Şimdilik, asgari ücret, emekli ile memur maaş artışları kanalıyla yapılan sosyal müdahaleler nedeniyle bu yaşadıklarımızın kitlelerce tam olarak deneyimlenemediği, algılanamadığı yönünde görüşler var. Ancak, gelecek dönemde yeşil dönüşüm, sayısal dönüşümün yan etkileri ortadan kalkıp, bu yapılanmayı başaran ülkelerin “fuleli adımlarla” arayı açmaya başladığında başta demokratikleşme olmak üzere şimdi görmediğimiz, yapmaktan imtina ettiğimiz, hatta yapılmamasına göz yumduğumuz adımları yine bedel ödeyerek yapmak zorunda kalacağız.

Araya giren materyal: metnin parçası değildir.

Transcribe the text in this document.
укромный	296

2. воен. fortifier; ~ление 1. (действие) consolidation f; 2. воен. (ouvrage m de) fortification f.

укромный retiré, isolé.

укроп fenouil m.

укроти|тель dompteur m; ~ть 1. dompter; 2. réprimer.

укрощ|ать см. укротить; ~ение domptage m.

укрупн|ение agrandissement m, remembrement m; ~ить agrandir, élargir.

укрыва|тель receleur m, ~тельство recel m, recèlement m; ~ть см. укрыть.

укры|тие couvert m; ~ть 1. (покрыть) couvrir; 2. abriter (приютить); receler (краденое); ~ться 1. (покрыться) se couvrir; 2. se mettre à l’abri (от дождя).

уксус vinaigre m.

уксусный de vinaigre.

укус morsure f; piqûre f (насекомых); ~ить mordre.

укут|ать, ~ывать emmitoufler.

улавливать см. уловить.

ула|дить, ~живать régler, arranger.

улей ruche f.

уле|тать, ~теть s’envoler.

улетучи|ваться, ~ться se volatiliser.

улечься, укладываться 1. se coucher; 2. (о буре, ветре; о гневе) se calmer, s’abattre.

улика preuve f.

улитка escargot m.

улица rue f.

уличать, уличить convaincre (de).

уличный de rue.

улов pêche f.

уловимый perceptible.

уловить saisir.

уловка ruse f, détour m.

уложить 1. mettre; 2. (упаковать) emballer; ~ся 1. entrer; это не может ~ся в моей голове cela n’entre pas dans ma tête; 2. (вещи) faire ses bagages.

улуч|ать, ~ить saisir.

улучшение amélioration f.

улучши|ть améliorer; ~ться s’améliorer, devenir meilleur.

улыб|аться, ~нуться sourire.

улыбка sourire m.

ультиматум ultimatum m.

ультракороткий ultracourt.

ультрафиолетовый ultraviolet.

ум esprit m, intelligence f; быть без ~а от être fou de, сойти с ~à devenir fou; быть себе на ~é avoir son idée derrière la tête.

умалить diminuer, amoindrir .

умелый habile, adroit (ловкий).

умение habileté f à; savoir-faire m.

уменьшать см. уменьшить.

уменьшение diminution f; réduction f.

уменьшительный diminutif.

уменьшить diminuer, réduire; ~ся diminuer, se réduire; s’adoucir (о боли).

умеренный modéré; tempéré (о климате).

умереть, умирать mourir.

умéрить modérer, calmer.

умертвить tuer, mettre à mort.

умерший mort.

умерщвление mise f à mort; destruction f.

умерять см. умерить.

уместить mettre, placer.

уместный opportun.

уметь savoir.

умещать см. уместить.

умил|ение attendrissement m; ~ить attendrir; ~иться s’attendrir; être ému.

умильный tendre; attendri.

Bütün bu sürecin bir siyasi bedeli olacak mı, daha sosyolojik bir ifadeyle, önceki ağır ekonomik krizde halk yine keskin bir yön değişikliği yapacak mı görülecek. Bu dönem için akılcı-rasyonel bir gerekçesi olmayan üstüne üstlük, sadece yüzde 51 meşruiyetine dayandırılmaya çalışılan (yüzde 49’un katılmadığı bir sözleşme nasıl uygulanır?) “yeni” Anayasa yapılmasının bir türlü gündemden düşmediği bir ortamda.